KNX 1070’s Claudia Peschiutta reported that Wright, a 23-year veteran on the force, said the department didn’t take complaints seriously that dated back to 2009, which caused him to be hospitalized and miss seven months of work because of stress and anxiety.
Wright detailed repeated bigoted incidents that included a racial slur in a text message from a supervisor, posters that highlighted his skin color and other racially tinged harassment.
In November 2009, Sgt. Peter Foster, a white officer who supervised the Community Relations Office in Central Division, called Wright back from the field to present him with a cake for his 20-year anniversary with the department. The cake was topped with a fried chicken leg and a slice of watermelon.
In September 2009, photos of Wright and his partner’s faces were superimposed on a “Sanford and Son” poster that was plastered around the department and called a family portrait.
Deputy City Attorney Daniel Aguilera said the city was very disappointed with the verdict and was examining options to challenge it.
Wright’s suit was one of four harassment cases from the same unit that included a female officer’s claim of sexual harassment, and discrimination claims by a Latino officer and two Asian officers, according to Aguilera.
At the end of June 2010, Officer Marie Kardiban complained to a supervisor that she was being sexually harassed by Foster, resulting in an investigation by internal affairs into claims by her and Wright.

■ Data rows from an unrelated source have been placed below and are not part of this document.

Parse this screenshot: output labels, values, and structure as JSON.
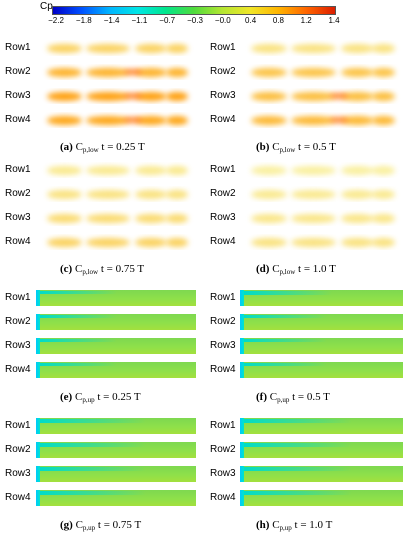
{
  "colorbar": {
    "title": "Cp",
    "ticks": [
      "−2.2",
      "−1.8",
      "−1.4",
      "−1.1",
      "−0.7",
      "−0.3",
      "−0.0",
      "0.4",
      "0.8",
      "1.2",
      "1.4"
    ],
    "range": [
      -2.2,
      1.4
    ],
    "colors": [
      "#0000c8",
      "#0050ff",
      "#00b4ff",
      "#00e6e6",
      "#00e68c",
      "#50dc3c",
      "#b4e632",
      "#f0e628",
      "#ffb400",
      "#ff6400",
      "#dc1e00"
    ]
  },
  "panels": [
    {
      "letter": "(a)",
      "sym": "C",
      "sub": "p,low",
      "time": "t = 0.25 T",
      "type": "low",
      "rows": [
        "Row1",
        "Row2",
        "Row3",
        "Row4"
      ],
      "intensity": [
        0.55,
        0.85,
        1.0,
        0.95
      ]
    },
    {
      "letter": "(b)",
      "sym": "C",
      "sub": "p,low",
      "time": "t = 0.5 T",
      "type": "low",
      "rows": [
        "Row1",
        "Row2",
        "Row3",
        "Row4"
      ],
      "intensity": [
        0.35,
        0.7,
        0.75,
        0.8
      ]
    },
    {
      "letter": "(c)",
      "sym": "C",
      "sub": "p,low",
      "time": "t = 0.75 T",
      "type": "low",
      "rows": [
        "Row1",
        "Row2",
        "Row3",
        "Row4"
      ],
      "intensity": [
        0.25,
        0.35,
        0.45,
        0.55
      ]
    },
    {
      "letter": "(d)",
      "sym": "C",
      "sub": "p,low",
      "time": "t = 1.0 T",
      "type": "low",
      "rows": [
        "Row1",
        "Row2",
        "Row3",
        "Row4"
      ],
      "intensity": [
        0.15,
        0.25,
        0.3,
        0.35
      ]
    },
    {
      "letter": "(e)",
      "sym": "C",
      "sub": "p,up",
      "time": "t = 0.25 T",
      "type": "up",
      "rows": [
        "Row1",
        "Row2",
        "Row3",
        "Row4"
      ],
      "intensity": [
        0.3,
        0.3,
        0.3,
        0.3
      ]
    },
    {
      "letter": "(f)",
      "sym": "C",
      "sub": "p,up",
      "time": "t = 0.5 T",
      "type": "up",
      "rows": [
        "Row1",
        "Row2",
        "Row3",
        "Row4"
      ],
      "intensity": [
        0.4,
        0.35,
        0.35,
        0.35
      ]
    },
    {
      "letter": "(g)",
      "sym": "C",
      "sub": "p,up",
      "time": "t = 0.75 T",
      "type": "up",
      "rows": [
        "Row1",
        "Row2",
        "Row3",
        "Row4"
      ],
      "intensity": [
        0.6,
        0.6,
        0.6,
        0.6
      ]
    },
    {
      "letter": "(h)",
      "sym": "C",
      "sub": "p,up",
      "time": "t = 1.0 T",
      "type": "up",
      "rows": [
        "Row1",
        "Row2",
        "Row3",
        "Row4"
      ],
      "intensity": [
        0.6,
        0.6,
        0.6,
        0.6
      ]
    }
  ]
}
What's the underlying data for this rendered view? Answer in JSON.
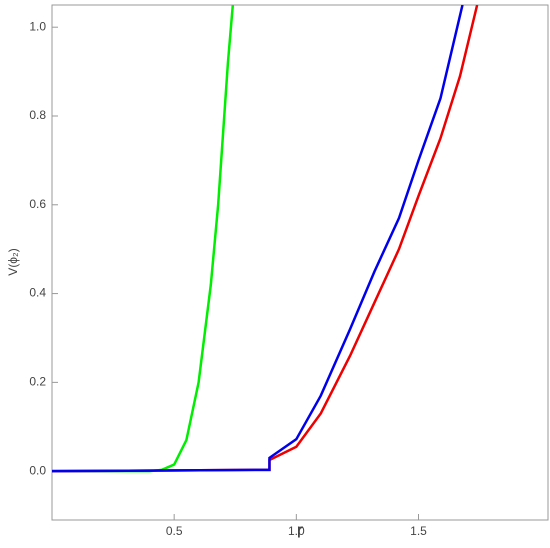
{
  "chart_data": {
    "type": "line",
    "xlabel": "r",
    "ylabel": "V(ϕ₂)",
    "xlim": [
      0.0,
      2.03
    ],
    "ylim": [
      -0.11,
      1.05
    ],
    "xticks": [
      0.5,
      {
        "value": 1.0,
        "label": "1.0"
      },
      1.5
    ],
    "yticks": [
      {
        "value": 0.0,
        "label": "0.0"
      },
      0.2,
      0.4,
      0.6,
      0.8,
      {
        "value": 1.0,
        "label": "1.0"
      }
    ],
    "series": [
      {
        "color": "#00ee00",
        "x": [
          0.0,
          0.4,
          0.45,
          0.5,
          0.55,
          0.6,
          0.65,
          0.68,
          0.7,
          0.72,
          0.74
        ],
        "values": [
          0.0,
          0.0,
          0.003,
          0.015,
          0.07,
          0.2,
          0.42,
          0.6,
          0.76,
          0.92,
          1.05
        ]
      },
      {
        "color": "#ee0000",
        "x": [
          0.0,
          0.89,
          0.89,
          1.0,
          1.1,
          1.22,
          1.32,
          1.42,
          1.5,
          1.59,
          1.67,
          1.74
        ],
        "values": [
          0.0,
          0.003,
          0.025,
          0.055,
          0.13,
          0.26,
          0.38,
          0.5,
          0.62,
          0.75,
          0.89,
          1.05
        ]
      },
      {
        "color": "#0000ee",
        "x": [
          0.0,
          0.89,
          0.89,
          1.0,
          1.1,
          1.22,
          1.32,
          1.42,
          1.5,
          1.59,
          1.68
        ],
        "values": [
          0.0,
          0.003,
          0.03,
          0.072,
          0.17,
          0.32,
          0.45,
          0.57,
          0.7,
          0.84,
          1.05
        ]
      }
    ]
  }
}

The department “claims they tried to fix it, but they left the sergeant in the same place for about three to four months, and Earl started to get ostracized by the people in the unit because they thought he was a snitch,” Wright’s lawyer Gregory W. Smith said.

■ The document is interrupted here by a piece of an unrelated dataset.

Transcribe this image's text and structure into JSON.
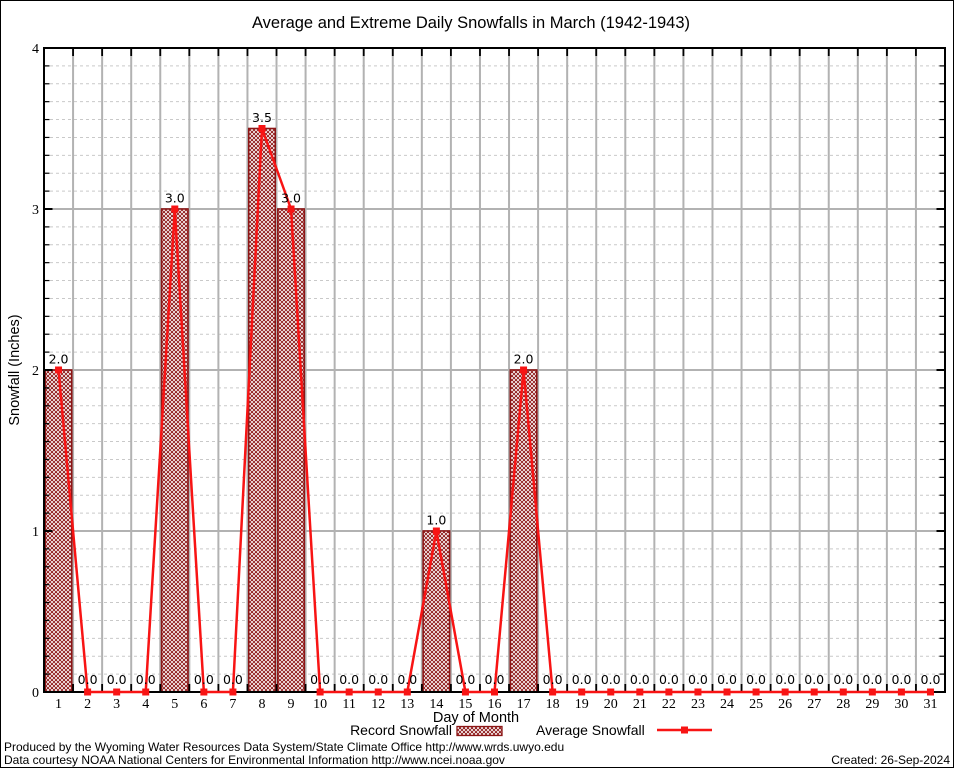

A judge decided against Kardiban and there was no payout, but two other cases will be decided later this year, according to Aguilera.
The Los Angeles Superior Court jury deliberated less than four hours before announcing its verdict following Wright’s four day trial.
In Wright’s case, the jury awarded $600,000 for past economic damages and $600,000 for future damages, Smith said.
The city argued that Wright failed for many months to report the initial incidents.
“He never reported anything, so how is an employer supposed to remedy anything if it’s not reported?” Aguilera said.
Smith said Wright was worried about retaliation while working in a hostile environment. But Aguilera said no evidence was presented that Foster retaliated against Wright — only the suggestion that Foster would have.
All of the officers who complained about harassment remain with the department but are no longer working in the same unit, Aguilera said.
The case is the latest in a series of big figure settlements and jury awards in cases brought by LAPD officers against the department.
Last week, the City Council approved a $1.25 million payout to a current and a former officer who said they were repeatedly harassed by their supervisor because they are lesbians.